The promotion format has changed this year with just one Championship team earning promotion.
Last year, the top four teams in the Championship and bottom four in the Super League met up in the Super 8s Qualifiers. The top three in the playoff round-robin secured Super League status while No. 4 met No. 5 in the Million Pound Game.
Toronto, Salford, Leeds and Hull Kingston Rovers all finished with 5-2-0 records in the promotion table. But Salford (plus-143), Leeds (plus-79) and Hull KR (plus-35) finished ahead of Toronto (plus-18) on points difference to secure the three automatic promotion places.
Toronto finished fourth and London fifth, at 4-3-0.

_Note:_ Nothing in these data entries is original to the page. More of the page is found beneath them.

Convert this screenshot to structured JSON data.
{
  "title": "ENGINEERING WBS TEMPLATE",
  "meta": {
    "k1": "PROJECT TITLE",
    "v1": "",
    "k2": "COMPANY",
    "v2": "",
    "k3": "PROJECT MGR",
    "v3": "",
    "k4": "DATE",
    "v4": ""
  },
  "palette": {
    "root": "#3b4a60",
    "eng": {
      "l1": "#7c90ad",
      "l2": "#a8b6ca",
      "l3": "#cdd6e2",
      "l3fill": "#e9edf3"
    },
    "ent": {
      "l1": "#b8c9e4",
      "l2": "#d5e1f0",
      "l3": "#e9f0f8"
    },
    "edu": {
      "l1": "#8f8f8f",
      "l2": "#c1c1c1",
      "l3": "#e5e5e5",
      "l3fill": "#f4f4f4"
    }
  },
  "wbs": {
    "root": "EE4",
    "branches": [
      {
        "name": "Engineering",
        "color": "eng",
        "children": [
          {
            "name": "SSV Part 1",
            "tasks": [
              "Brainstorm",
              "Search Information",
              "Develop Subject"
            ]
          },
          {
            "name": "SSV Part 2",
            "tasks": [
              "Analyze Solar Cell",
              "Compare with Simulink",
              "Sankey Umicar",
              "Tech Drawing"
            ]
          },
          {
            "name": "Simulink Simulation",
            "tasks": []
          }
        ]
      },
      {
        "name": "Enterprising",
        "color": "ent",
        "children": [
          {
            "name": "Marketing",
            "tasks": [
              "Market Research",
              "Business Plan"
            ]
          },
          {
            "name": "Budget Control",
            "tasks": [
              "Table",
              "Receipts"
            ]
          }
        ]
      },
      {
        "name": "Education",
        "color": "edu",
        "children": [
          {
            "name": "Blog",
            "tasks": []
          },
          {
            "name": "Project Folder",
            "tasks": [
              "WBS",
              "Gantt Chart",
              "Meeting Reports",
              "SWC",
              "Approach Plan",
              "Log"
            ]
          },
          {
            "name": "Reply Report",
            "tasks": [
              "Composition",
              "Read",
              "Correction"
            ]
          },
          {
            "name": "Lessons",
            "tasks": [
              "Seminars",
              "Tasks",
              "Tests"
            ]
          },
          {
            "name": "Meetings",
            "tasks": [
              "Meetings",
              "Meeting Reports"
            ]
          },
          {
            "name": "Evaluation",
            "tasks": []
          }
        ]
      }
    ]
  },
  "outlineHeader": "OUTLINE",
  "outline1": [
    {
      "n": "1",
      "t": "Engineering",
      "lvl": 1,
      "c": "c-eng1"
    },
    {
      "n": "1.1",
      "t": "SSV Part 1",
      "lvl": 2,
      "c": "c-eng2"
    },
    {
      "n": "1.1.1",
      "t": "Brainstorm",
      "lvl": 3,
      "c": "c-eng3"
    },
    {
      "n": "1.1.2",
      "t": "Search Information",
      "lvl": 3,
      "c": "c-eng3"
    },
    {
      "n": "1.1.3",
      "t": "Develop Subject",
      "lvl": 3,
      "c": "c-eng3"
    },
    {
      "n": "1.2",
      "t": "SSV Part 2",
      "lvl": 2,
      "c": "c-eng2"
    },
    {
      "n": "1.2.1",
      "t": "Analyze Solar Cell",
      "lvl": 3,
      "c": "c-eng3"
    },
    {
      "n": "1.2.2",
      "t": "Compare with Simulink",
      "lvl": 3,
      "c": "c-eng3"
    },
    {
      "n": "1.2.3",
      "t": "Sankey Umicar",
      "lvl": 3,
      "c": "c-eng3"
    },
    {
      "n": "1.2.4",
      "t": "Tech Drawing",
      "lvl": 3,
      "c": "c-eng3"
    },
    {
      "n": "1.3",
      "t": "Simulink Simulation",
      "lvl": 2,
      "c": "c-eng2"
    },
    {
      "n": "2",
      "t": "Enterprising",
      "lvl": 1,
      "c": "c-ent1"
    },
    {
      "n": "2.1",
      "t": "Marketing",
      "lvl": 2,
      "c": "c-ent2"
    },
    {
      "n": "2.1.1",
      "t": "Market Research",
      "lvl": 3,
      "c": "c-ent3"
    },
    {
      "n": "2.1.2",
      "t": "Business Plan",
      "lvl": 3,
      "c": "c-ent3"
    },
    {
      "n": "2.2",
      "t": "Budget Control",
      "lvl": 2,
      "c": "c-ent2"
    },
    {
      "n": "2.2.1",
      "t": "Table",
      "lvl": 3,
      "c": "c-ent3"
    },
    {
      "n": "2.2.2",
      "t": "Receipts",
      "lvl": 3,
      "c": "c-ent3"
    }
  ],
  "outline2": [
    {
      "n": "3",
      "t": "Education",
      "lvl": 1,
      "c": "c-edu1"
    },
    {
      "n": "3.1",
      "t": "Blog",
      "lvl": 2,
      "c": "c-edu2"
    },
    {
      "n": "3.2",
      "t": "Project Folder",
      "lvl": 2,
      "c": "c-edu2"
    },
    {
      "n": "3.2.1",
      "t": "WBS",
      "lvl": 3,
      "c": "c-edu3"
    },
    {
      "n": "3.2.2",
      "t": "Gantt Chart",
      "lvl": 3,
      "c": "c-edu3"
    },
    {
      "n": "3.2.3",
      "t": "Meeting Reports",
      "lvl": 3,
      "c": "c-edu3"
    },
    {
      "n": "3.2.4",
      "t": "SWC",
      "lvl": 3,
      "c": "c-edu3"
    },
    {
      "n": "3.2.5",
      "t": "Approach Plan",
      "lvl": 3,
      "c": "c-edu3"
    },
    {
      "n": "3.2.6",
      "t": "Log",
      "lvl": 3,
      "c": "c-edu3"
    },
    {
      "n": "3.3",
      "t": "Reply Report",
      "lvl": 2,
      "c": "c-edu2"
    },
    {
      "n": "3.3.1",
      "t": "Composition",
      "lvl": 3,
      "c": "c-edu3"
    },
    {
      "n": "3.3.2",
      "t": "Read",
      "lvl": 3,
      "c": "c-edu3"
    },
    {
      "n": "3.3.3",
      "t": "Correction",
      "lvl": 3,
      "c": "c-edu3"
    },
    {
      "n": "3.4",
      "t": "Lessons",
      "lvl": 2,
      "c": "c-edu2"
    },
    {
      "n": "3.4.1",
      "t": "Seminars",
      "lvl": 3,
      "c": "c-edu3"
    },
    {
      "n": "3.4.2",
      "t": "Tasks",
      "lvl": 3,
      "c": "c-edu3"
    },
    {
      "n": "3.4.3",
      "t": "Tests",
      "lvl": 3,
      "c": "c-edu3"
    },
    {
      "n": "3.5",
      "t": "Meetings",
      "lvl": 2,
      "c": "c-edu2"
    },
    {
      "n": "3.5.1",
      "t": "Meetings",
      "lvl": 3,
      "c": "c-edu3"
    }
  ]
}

This year's format sees the top five Championship teams squaring off for the one promotion spot, with the regular-season leader getting home-field advantage and needing to win just two playoff games to move up.
While Noble likes the new structure better than the old, he would rather see the regular-season winner win automatic promotion.
If the Wolfpack draw Sunday, only York City can catch them — assuming it beats Bradford earlier in the day. But barring a miracle, Toronto would still finish atop the table given the first tiebreaker is points difference and Toronto enters weekend play with a plus-460 point differential compared to plus-113 for York.
If Toronto loses at Widnes, a York draw or win or victories for Leigh and Toulouse would prevent it from being named champion.
NOTES: Toronto won 30-6 when the teams met in February in a neutral-site game in Newcastle ... While Widnes is coming off a 40-10 loss at Halifax RLFC, it has won its last six at home.